The original free market leader

Updated: Nov 13 2005, 05:30am hrs
DR Vaclav Klaus, President of the Czech Republic, is a hero not only to his own countrymen but also to free marketers all over the world. It was no surprise, therefore, to find the packed audience in Delhis PHD Chamber of Commerce, Conference Room and later at the lunch organised by Delhi-based Liberty Institute, hanging on to his every word. After all, he is the architect who shaped the political and economic transformation of the Czech Republic in the aftermath of the collapse of communism in Eastern Europe.

How did he do it How did he transform the communist republic in the 16 years since its Velvet Revolution of November 17, 1989, to make it the richest of the new members of the European Union To every question, Dr Klaus had an answer, delivered in his inimitable tongue-in-cheek style.

In India, privatisation, or even that apology for privatisation, disinvestment, has proceeded at snails pace.
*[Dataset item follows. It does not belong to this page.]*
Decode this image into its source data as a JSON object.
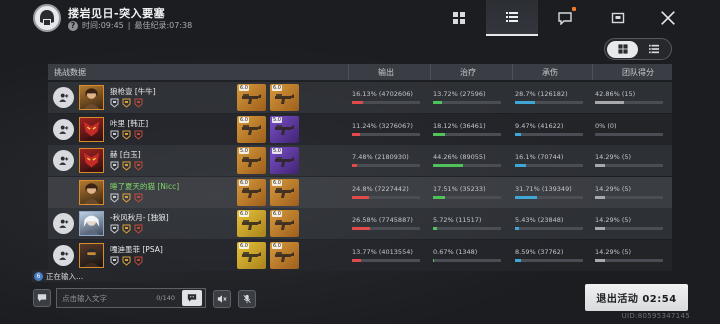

So how did Klaus do it in an economy where the public sector was not just another sector or even a dominant sector but was, in fact, the only sector Pat comes the answer. By cashing in on the moment, by doing not just three-our privatisations per year like Margaret Thatcher but three-four per hour and keeping investment banks out!

The Czech model of voucher privatisation under which citizens (not foreigners) could buy vouchers and use these to bid in auctions of state-owned enterprises was a huge success. It made ordinary citizens active participants in privatisation with the result that soon enough they had the biggest interest in ensuring the success of the programme. So much so that two years after the collapse of communism, an economy that did not have a single private hairdresser, did not have a single state-owned shop within a 200-yard radius of Dr Klaus residence!

But then he was lucky, as he is the first to admit. The Czech people were tired of communist rule, and thanks to a brief period of greater openness in the later part of the 1960s, he had been exposed to the thinking of Hayek and Ludwig von Mises, long before they became fashionable in the West. Consequently, he was an out-and-out free marketer, one who did not feel the need for any adjectives to shelter under and was able to convince his people to not just change the old system but to overturn it completely.

And he did that by taking his message to every nook and corner of the country. There is not a single village in the whole Czech Republic (it is admittedly a small country) that the president has not visited personally. (How many of our chief ministers can make a claim like that) With that kind of commitment its no wonder that the Czech people can today hold their heads high in the community of nations.